Erschienen in: Landstrich Nr. 27 (2011)
Die Haustür hinaus. Die Wiese hinauf. Bei der Stadltür rein. Quer durch den Hof. 23 Stufen. Den Gang zurück. Nach rechts. Dort wo der Schuhkasten steht, der in wiederkehrenden Albträumen meiner Kindheit eine unpassierbare Schlangengrube beherbergt hat. Schnell weiter. Die Glastüre hinein.
Im Licht, mit dem Rücken zum Fenster, saß Großmutter, zu der ich nie so sagte. Oma mit ihren zwölf Dioptrien, als ob ihre gütigen Augen je der Vergrößerung bedurft hätten. Schräg gegenüber, als er noch da war, thronte Opa neben dem Fernseher, der auf einem Tisch stand, in dessen Lade sein Aluminiumlöffel klebte, mit dem er aus der weißen blaurandigen Emailschüssel seinen picksüßen Kaffee löffelte.
Darin schwammen Riesenwürfel, die er aus einem Geisensheimer Brotlaib geschnitzt hatte, indem er ihn zur Brust nahm und das Messer durch diesen an sich heranzog. In der für uns Kinder verbotenen Richtung. Körperabgewandt war die Regel.
Der Bäcker selbst, der eigentlich Müller war, brachte jeden Freitag diese archaischen Laibe, deren Kümmelgeruch mir so abrufbar ist, wie der Duft der frisch beackerten Felder rundum den großelterlichen Hof. Der lag nur einige Höhenmeter über meinem Elternhaus, das früh zu meinem Mutterhaus geworden ist, da der Vater in eine Wohnung in der Stadt gezogen ist.
Der Großvater, den ich als aufrechten Riesen in Erinnerung habe, war laut seinem Pass zehn Zentimeter kleiner, als ich es heute bin. Die Nächte hat er, der Kleinbauer mit knapp vier Schuljahren, in seinem Bett durchgelesen. Den Kopf auf drei Polster hochgebettet. Daneben brannte die schirmlose Nachtkastenlampe, gleich einem ewigen Licht, nicht rot, aber grell blendend.
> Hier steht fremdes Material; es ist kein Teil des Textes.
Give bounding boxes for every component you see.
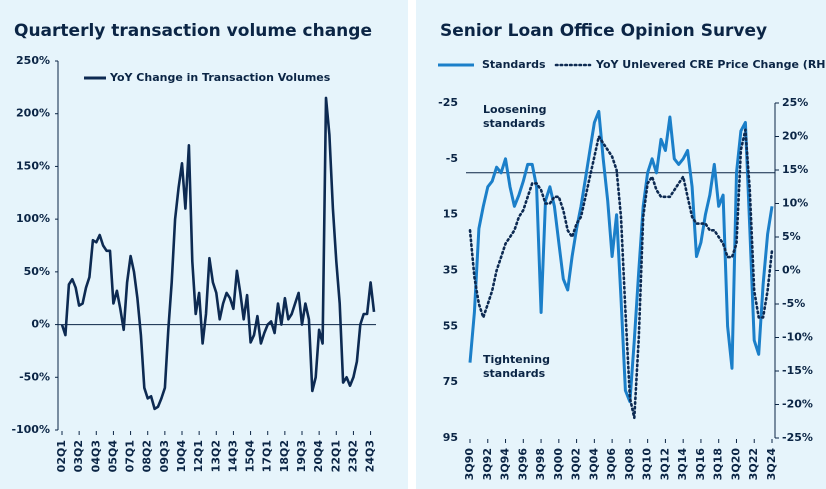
y-tick-label: 35 xyxy=(443,264,458,277)
x-tick-label: 02Q1 xyxy=(55,440,68,472)
x-tick-label: 3Q04 xyxy=(587,448,600,481)
x-tick-label: 23Q2 xyxy=(346,440,359,472)
x-tick-label: 3Q94 xyxy=(499,448,512,481)
x-tick-label: 3Q02 xyxy=(570,448,583,480)
x-tick-label: 3Q10 xyxy=(641,448,654,481)
y2-tick-label: 25% xyxy=(782,96,808,109)
x-tick-label: 14Q3 xyxy=(226,440,239,472)
series-line xyxy=(468,109,774,404)
y-tick-label: 15 xyxy=(443,208,458,221)
x-tick-label: 3Q18 xyxy=(712,448,725,480)
y2-tick-label: -20% xyxy=(782,398,813,411)
y2-tick-label: -15% xyxy=(782,364,813,377)
x-tick-label: 15Q4 xyxy=(244,440,257,473)
y2-tick-label: 0% xyxy=(782,264,801,277)
series-line xyxy=(60,96,376,411)
x-tick-label: 3Q92 xyxy=(481,448,494,480)
x-tick-label: 3Q14 xyxy=(676,448,689,481)
x-tick-label: 3Q16 xyxy=(694,448,707,481)
chart-title: Quarterly transaction volume change xyxy=(14,21,372,41)
x-tick-label: 04Q3 xyxy=(89,440,102,472)
legend-label: YoY Unlevered CRE Price Change (RHS) xyxy=(595,58,826,71)
legend-label: Standards xyxy=(482,58,546,71)
y2-tick-label: -10% xyxy=(782,331,813,344)
y-tick-label: -50% xyxy=(19,370,50,383)
x-tick-label: 3Q12 xyxy=(658,448,671,480)
x-tick-label: 3Q00 xyxy=(552,448,565,481)
y-tick-label: 100% xyxy=(16,212,50,225)
annotation: Tightening xyxy=(483,353,550,366)
chart-title: Senior Loan Office Opinion Survey xyxy=(440,21,767,41)
y-tick-label: 150% xyxy=(16,159,50,172)
y-tick-label: 75 xyxy=(443,375,458,388)
annotation: Loosening xyxy=(483,103,546,116)
x-tick-label: 18Q2 xyxy=(278,440,291,472)
x-tick-label: 07Q1 xyxy=(124,440,137,472)
x-tick-label: 20Q4 xyxy=(312,440,325,473)
x-tick-label: 13Q2 xyxy=(209,440,222,472)
x-tick-label: 09Q3 xyxy=(158,440,171,472)
y2-tick-label: 15% xyxy=(782,163,808,176)
y-tick-label: 50% xyxy=(24,265,50,278)
y-tick-label: 200% xyxy=(16,107,50,120)
y2-tick-label: -25% xyxy=(782,431,813,444)
x-tick-label: 10Q4 xyxy=(175,440,188,473)
y-tick-label: -5 xyxy=(446,152,458,165)
annotation: standards xyxy=(483,117,546,130)
y2-tick-label: 10% xyxy=(782,197,808,210)
x-tick-label: 3Q20 xyxy=(729,448,742,481)
x-tick-label: 3Q24 xyxy=(765,448,778,481)
x-tick-label: 3Q96 xyxy=(516,448,529,481)
y2-tick-label: 20% xyxy=(782,130,808,143)
x-tick-label: 03Q2 xyxy=(72,440,85,472)
y-tick-label: 0% xyxy=(31,318,50,331)
x-tick-label: 22Q1 xyxy=(329,440,342,472)
panel-background xyxy=(0,0,408,489)
x-tick-label: 05Q4 xyxy=(106,440,119,473)
y-tick-label: -100% xyxy=(11,423,50,436)
y-tick-label: 55 xyxy=(443,319,458,332)
y-tick-label: -25 xyxy=(438,96,458,109)
x-tick-label: 3Q06 xyxy=(605,448,618,481)
x-tick-label: 24Q3 xyxy=(364,440,377,472)
x-tick-label: 19Q3 xyxy=(295,440,308,472)
y2-tick-label: 5% xyxy=(782,230,801,243)
x-tick-label: 08Q2 xyxy=(141,440,154,472)
x-tick-label: 3Q90 xyxy=(463,448,476,481)
y-tick-label: 95 xyxy=(443,431,458,444)
panel-background xyxy=(416,0,826,489)
x-tick-label: 17Q1 xyxy=(261,440,274,472)
series-line xyxy=(468,128,774,420)
x-tick-label: 3Q98 xyxy=(534,448,547,480)
y2-tick-label: -5% xyxy=(782,297,805,310)
x-tick-label: 12Q1 xyxy=(192,440,205,472)
y-tick-label: 250% xyxy=(16,54,50,67)
x-tick-label: 3Q08 xyxy=(623,448,636,480)
x-tick-label: 3Q22 xyxy=(747,448,760,480)
annotation: standards xyxy=(483,367,546,380)
legend-label: YoY Change in Transaction Volumes xyxy=(109,71,331,84)
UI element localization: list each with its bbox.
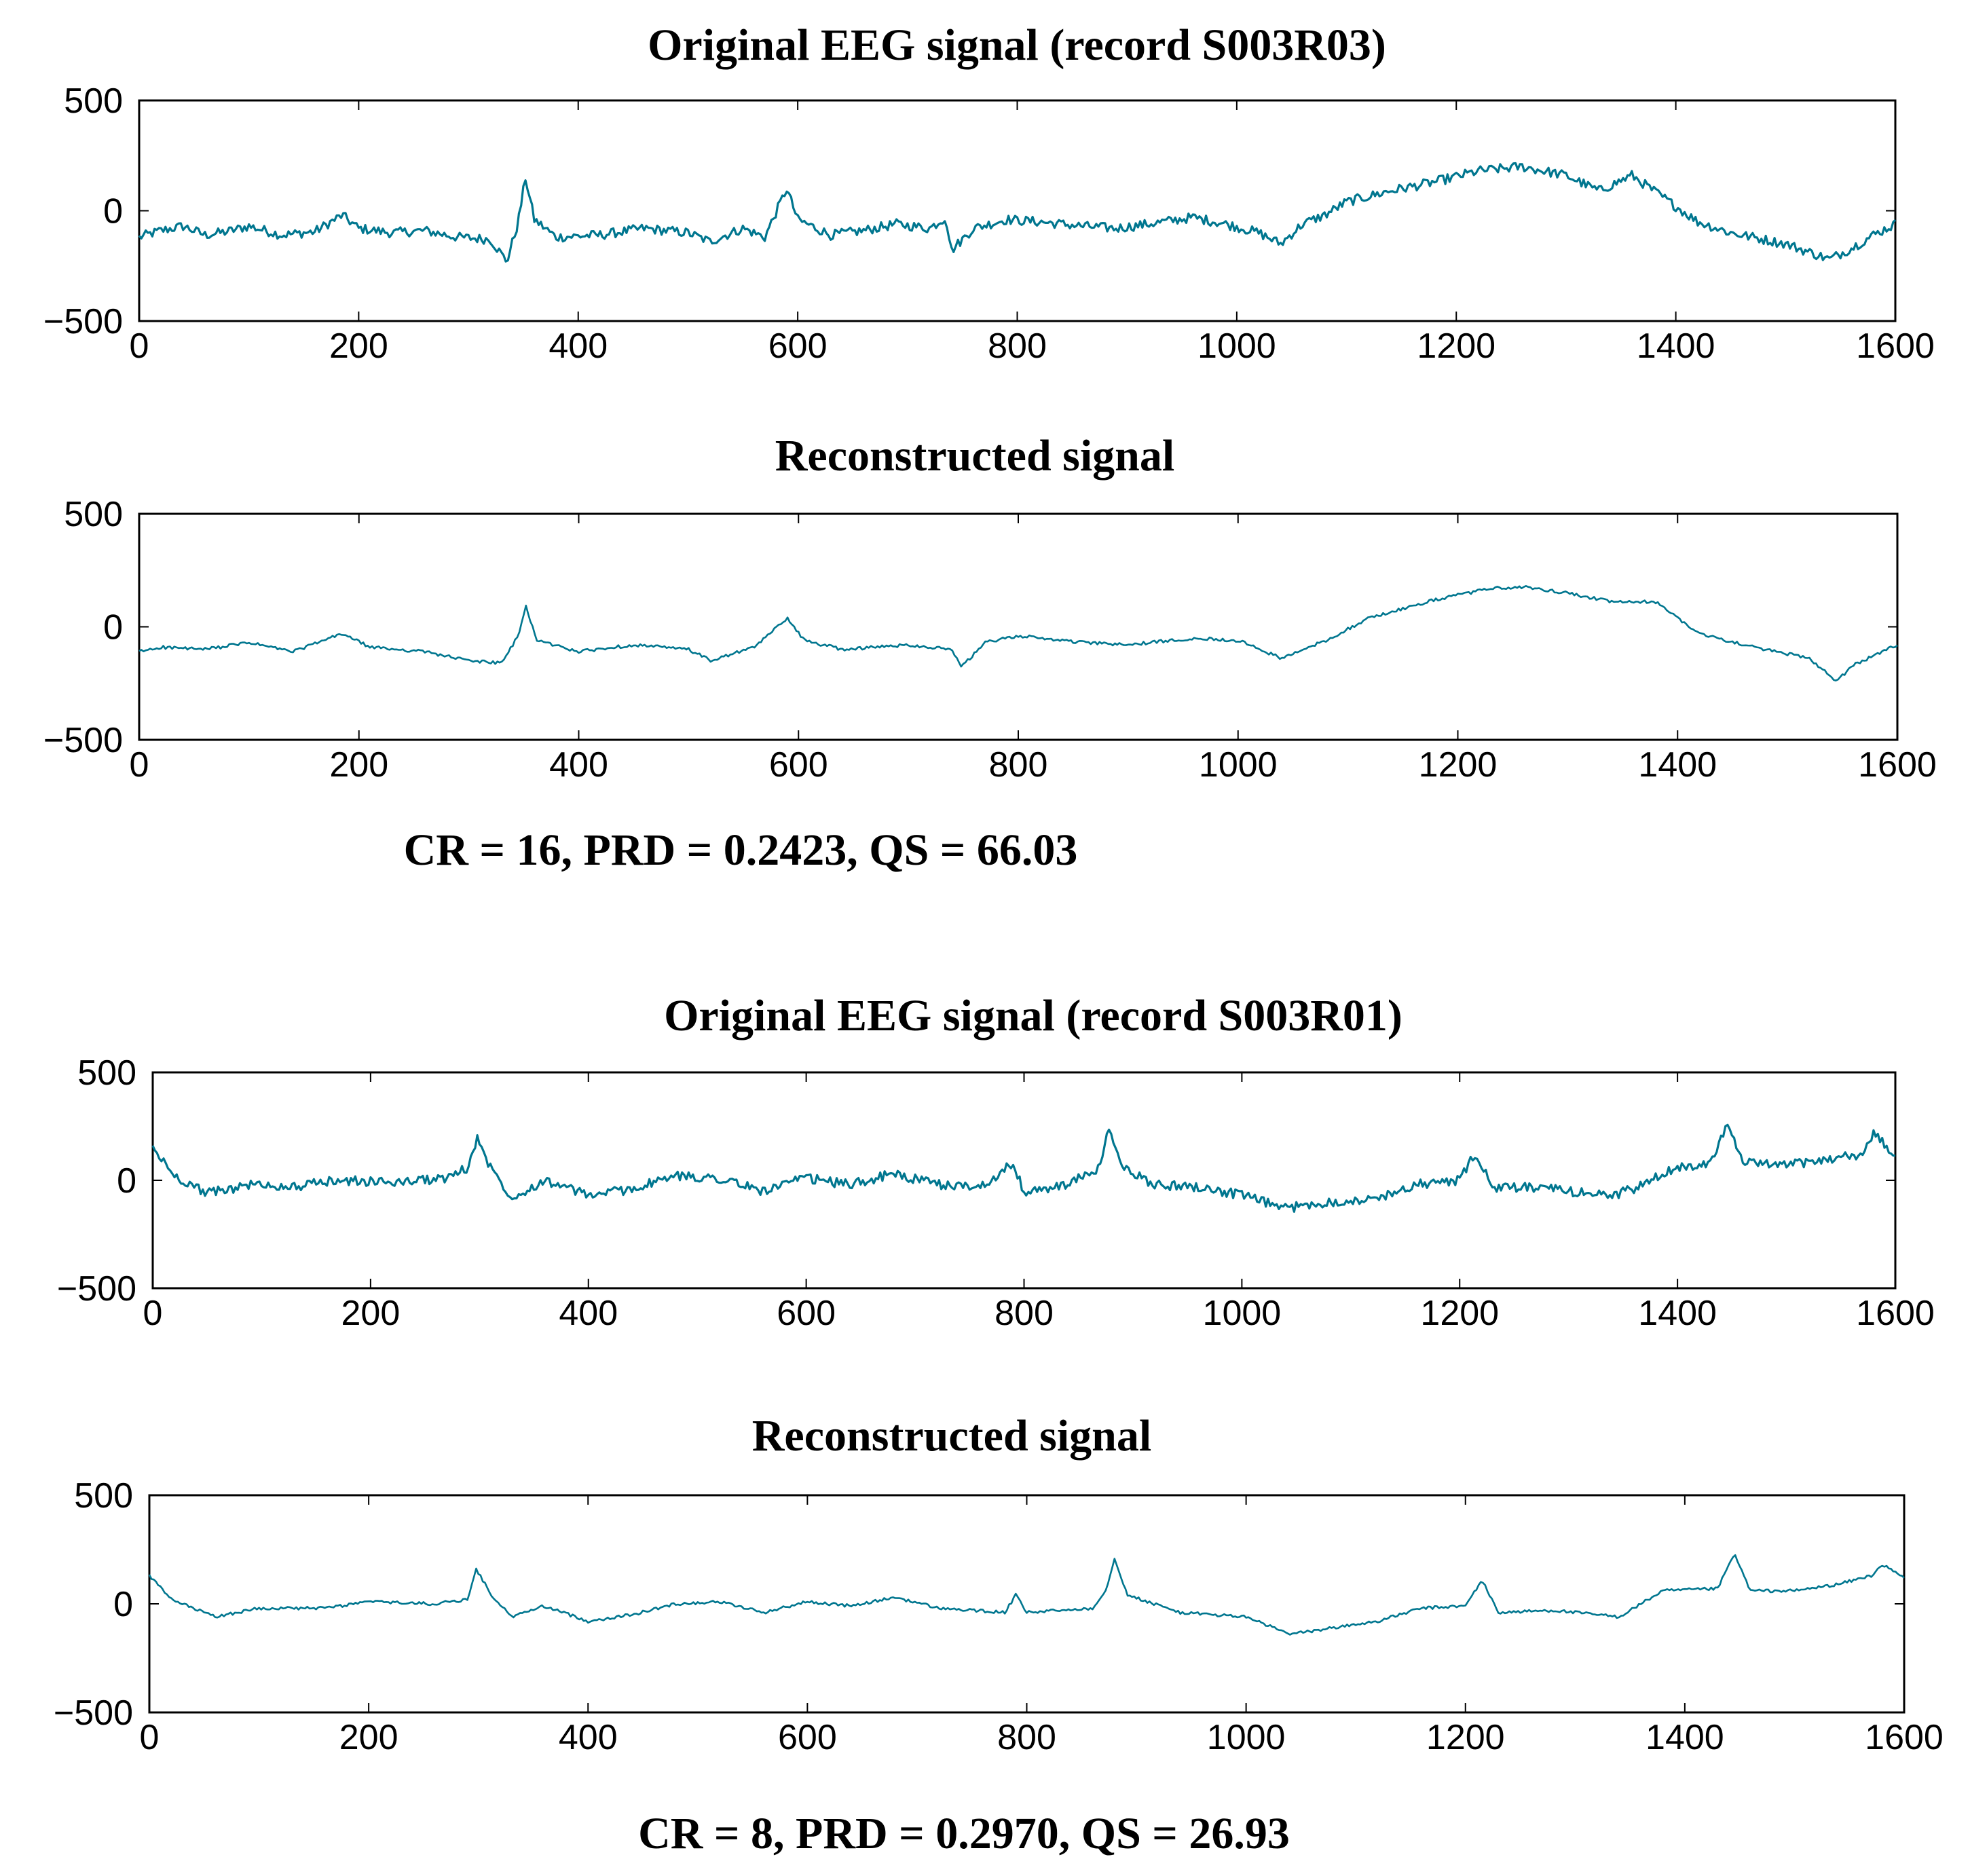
original-eeg-trace [138, 162, 1897, 263]
y-tick-label: 0 [103, 192, 123, 231]
x-tick-label: 1200 [1420, 1294, 1499, 1333]
y-tick-label: 0 [117, 1161, 136, 1201]
y-tick-label: −500 [43, 721, 123, 760]
chart-title: Original EEG signal (record S003R01) [664, 991, 1402, 1040]
y-tick-label: 500 [74, 1476, 133, 1516]
x-tick-label: 0 [130, 745, 149, 785]
y-tick-label: 0 [113, 1585, 133, 1624]
chart-title: Reconstructed signal [775, 431, 1174, 481]
original-eeg-trace [151, 1123, 1896, 1213]
x-tick-label: 800 [995, 1294, 1054, 1333]
x-tick-label: 1000 [1207, 1718, 1286, 1757]
chart-title: Original EEG signal (record S003R03) [648, 20, 1386, 70]
y-tick-label: −500 [57, 1269, 136, 1309]
chart-title: Reconstructed signal [752, 1411, 1151, 1461]
chart-panel-3: Original EEG signal (record S003R01) 0 20… [57, 991, 1935, 1333]
plot-frame [138, 512, 1899, 741]
y-tick-label: 500 [77, 1053, 136, 1093]
chart-panel-4: Reconstructed signal 0 200 400 600 800 1000 12… [54, 1411, 1944, 1757]
x-tick-label: 1400 [1638, 1294, 1717, 1333]
x-tick-label: 1200 [1426, 1718, 1505, 1757]
x-tick-label: 1200 [1419, 745, 1498, 785]
x-tick-label: 1600 [1858, 745, 1937, 785]
chart-panel-2: Reconstructed signal 0 200 400 600 800 1000 12… [43, 431, 1937, 785]
x-tick-label: 200 [329, 326, 388, 366]
y-tick-label: −500 [43, 302, 123, 341]
x-tick-label: 0 [140, 1718, 160, 1757]
x-tick-label: 0 [130, 326, 149, 366]
x-tick-label: 600 [778, 1718, 837, 1757]
x-tick-label: 800 [989, 745, 1048, 785]
x-tick-label: 800 [997, 1718, 1056, 1757]
x-tick-label: 400 [559, 1718, 618, 1757]
x-tick-label: 1200 [1417, 326, 1495, 366]
x-tick-label: 1000 [1203, 1294, 1282, 1333]
x-tick-label: 200 [339, 1718, 398, 1757]
x-tick-label: 600 [768, 326, 828, 366]
x-tick-label: 600 [769, 745, 828, 785]
x-tick-label: 400 [559, 1294, 618, 1333]
x-tick-label: 1400 [1637, 326, 1715, 366]
y-tick-label: 0 [103, 608, 123, 648]
x-tick-label: 600 [777, 1294, 836, 1333]
x-tick-label: 1600 [1856, 326, 1935, 366]
x-tick-label: 1600 [1856, 1294, 1935, 1333]
reconstructed-trace [138, 584, 1898, 682]
x-tick-label: 0 [143, 1294, 163, 1333]
x-tick-label: 800 [988, 326, 1047, 366]
x-tick-label: 200 [341, 1294, 400, 1333]
x-tick-label: 1000 [1199, 745, 1278, 785]
y-tick-label: −500 [54, 1693, 133, 1733]
x-tick-label: 1000 [1197, 326, 1276, 366]
reconstructed-trace [148, 1554, 1905, 1636]
y-tick-label: 500 [64, 81, 123, 121]
x-tick-label: 400 [549, 326, 608, 366]
plot-frame [151, 1071, 1897, 1290]
metrics-summary-1: CR = 16, PRD = 0.2423, QS = 66.03 [404, 825, 1078, 875]
chart-panel-1: Original EEG signal (record S003R03) 0 20… [43, 20, 1935, 366]
x-tick-label: 1400 [1638, 745, 1717, 785]
x-tick-label: 400 [549, 745, 608, 785]
plot-frame [138, 99, 1897, 322]
x-tick-label: 1600 [1865, 1718, 1944, 1757]
x-tick-label: 200 [329, 745, 388, 785]
metrics-summary-2: CR = 8, PRD = 0.2970, QS = 26.93 [638, 1809, 1290, 1858]
y-tick-label: 500 [64, 495, 123, 534]
x-tick-label: 1400 [1646, 1718, 1724, 1757]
Warum ich dies weiß, kann ich nicht sagen, da ich nie bei Nacht im Schlafzimmer meiner Großeltern war. Aber ich erinnere mich daran – an mir. Auf meinem Bett finden sich drei Kopfpolster, daneben Berge von Büchern, nur meine Lampe hat einen Schirm.
Heute kann ich fast nicht mehr Opa sagen, zu lange ist er weg und doch da. Großvater lehrte mich in Spannung zu gehen und wieder loszulassen. Er baute uns, mir und meinen Brüdern, aus Hollerstaude, Kälberstrick und Trattnachschilf Bogen und Pfizipfeil. Unsere Pfeile landeten treffischer auf Dächern oder blieben im Geäst hoher Bäume hängen.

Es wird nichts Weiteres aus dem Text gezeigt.